Men are somewhat more likely (43.2 percent) than women (31.4 percent) to have used to such sites, which include Naver Matome, 2chan Matome and Matome wiki and have gained in popularity as a result of the need to find useful and relevant information in the huge volume of data available on the Internet.
Of those that had used the sites, 76.2 percent use them at least once a week and 18.5 percent were identified as heavy users with regular daily use. More than 30 percent of men in their teens and 20s and women in their twenties were identified as heavy users and 90 percent of men in their 20s—the age group with the highest usage—use the sites at least once a week.
By contrast, just 10 percent of men over the age of 50 were seen to be heavy users.
According to Dentsu, the survey shows that news aggregators “have become widespread among modern Japanese and are becoming established as a source of information…. With the introduction of social media the information distribution network has changed and news aggregators are one type of media that have accelerated that transformation.”

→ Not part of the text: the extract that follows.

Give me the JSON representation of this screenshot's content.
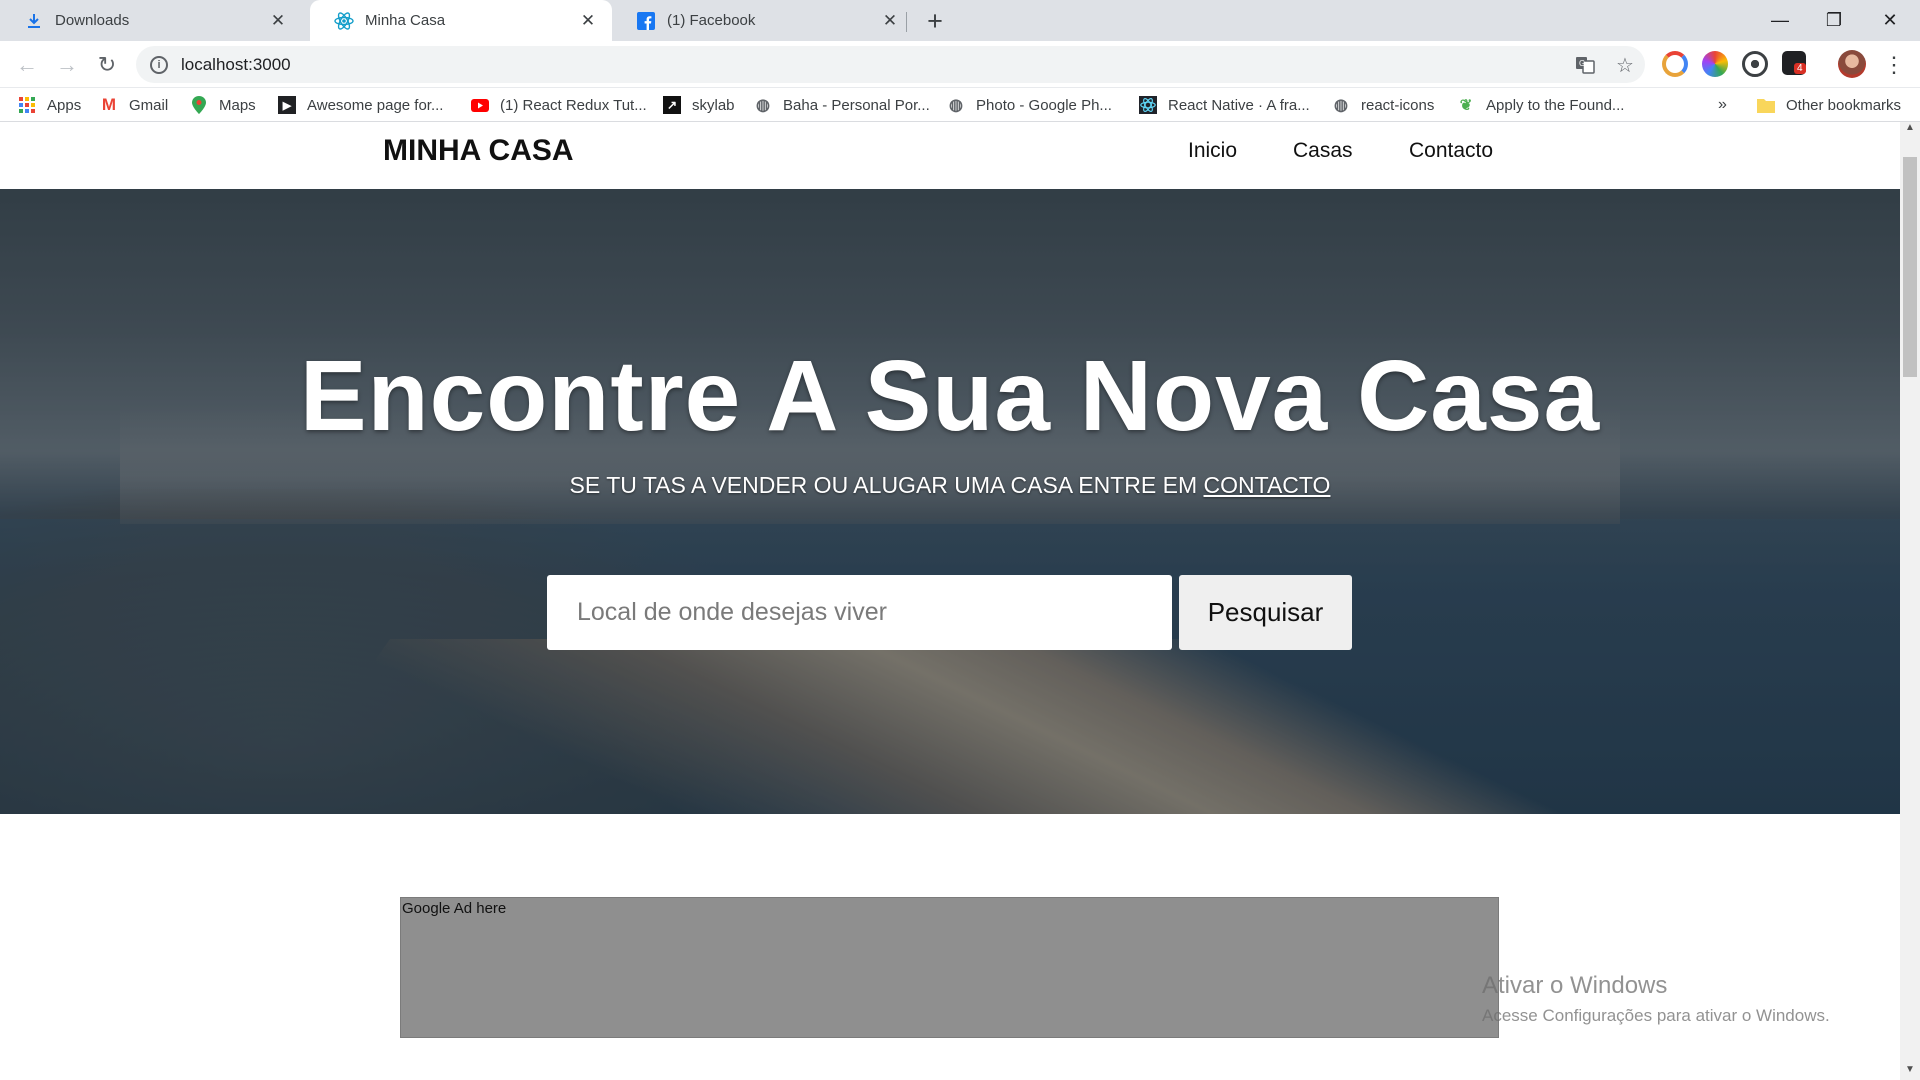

The top reasons cited for news aggregator usage were “to spend spare time” (48.2 percent), “the information is organized well and easy to view” (38.5 percent), and “covers wider range of topics than traditional media” (38.2 percent).
However, the differences become clear when broken down by age. For teens and 20-somethings, “to spend spare time” is followed by “because they are fun,” showing how news aggregators have become established as a diversion for the younger Japanese internet users. The top reason that people in their 50s and 60s use the sites is that “the information is organized well and easy to view,” followed by “covers a wider range of topics than traditional media,” suggesting that aggregators supplement traditional media as an information source even for seniors.
“We are surrounded by an ever increasing flood of data, so we need to find ways to efficiently choose what we look at,” says the agency. “News aggregators provide stories in the perfect size for ‘spending spare time’ and meet the needs of modern net users.”